# Edition rejected

This edition was reject.

The justification given is that

This edit deviates from the original intent of the post. Even edits that must make drastic changes should strive to preserve the goals of the post's owner

but I don't really understand how I deviated from the original answer.

The only thing I did was to fix the confusion done in the answer, because it uses the letters M and N to represent at the same time the sets (domain and range) and the sizes of those sets (so, positive integers).

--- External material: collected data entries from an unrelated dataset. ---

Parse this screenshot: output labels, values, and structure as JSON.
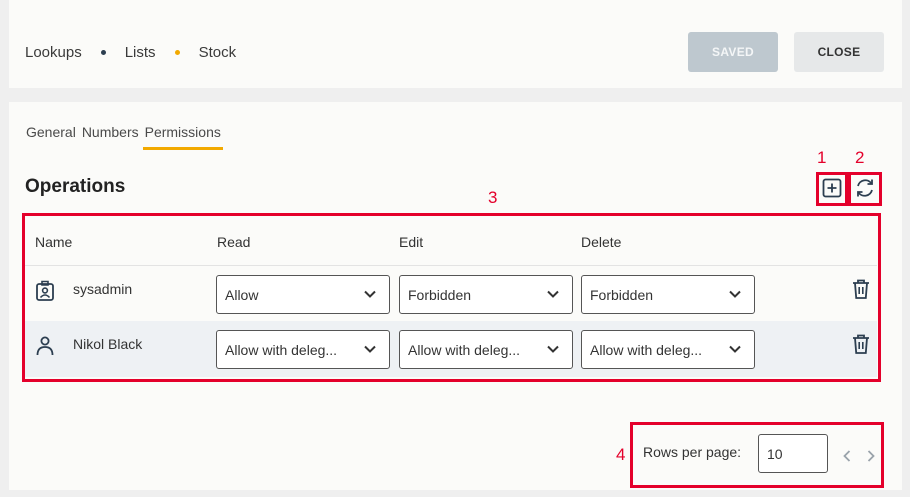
{
  "breadcrumb": [
    {
      "label": "Lookups",
      "dot_color": "#2c3e50"
    },
    {
      "label": "Lists",
      "dot_color": "#f2a900"
    },
    {
      "label": "Stock"
    }
  ],
  "toolbar": {
    "saved_label": "SAVED",
    "close_label": "CLOSE"
  },
  "tabs": [
    {
      "label": "General",
      "active": false
    },
    {
      "label": "Numbers",
      "active": false
    },
    {
      "label": "Permissions",
      "active": true
    }
  ],
  "section": {
    "title": "Operations"
  },
  "annotations": [
    "1",
    "2",
    "3",
    "4"
  ],
  "table": {
    "headers": [
      "Name",
      "Read",
      "Edit",
      "Delete"
    ],
    "rows": [
      {
        "name": "sysadmin",
        "icon": "user-badge-icon",
        "read": "Allow",
        "edit": "Forbidden",
        "delete": "Forbidden"
      },
      {
        "name": "Nikol Black",
        "icon": "user-icon",
        "read": "Allow with deleg...",
        "edit": "Allow with deleg...",
        "delete": "Allow with deleg..."
      }
    ]
  },
  "pagination": {
    "rows_label": "Rows per page:",
    "rows_value": "10"
  },
  "colors": {
    "accent": "#f2a900",
    "annotation": "#e4002b",
    "saved_button": "#bec8cf"
  }
}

I didn't change anything else.

For instance, the answer says "[...] function from M to N", which means that M and N are sets. And so, it is said "[...] consider M the set {1,2,...,M}", which means that M now is a integer or M is a recursive set (which obviously isn't the case).

When the PMF of the HGD (hypergeometric distribution) is defined, both M and N are also used as integer values (take a look at the quotient involving involving combinations in the middle of the answer).

The way Boldyreva's paper avoids that issues is by defining M and N as integers and then defining the domain and the range as [M] and [N], respectively. And that is exactly what I done.

This is the first time I complain about a edit rejection and I'm doing that just because I think this edition is really necessary. So, I'd be glad to know what is wrong with it or, in case there is nothing wrong, it would be great if it was accepted.

Thank you very much.

1. Original:

where the number of marked balls is $|M|$ and unmarked balls is $|N|-|M|$.

where the number of marked balls is $M$ and unmarked balls is $N-M$.

and

1. Original:

Start with the entire domain $M$ and range $N$. Call $y \leftarrow \frac{max(N)}{2}$ our range gap.

Start with the entire domain $[M]$ and range $[N]$. Call $y \leftarrow \frac{N}{2}$ our range gap.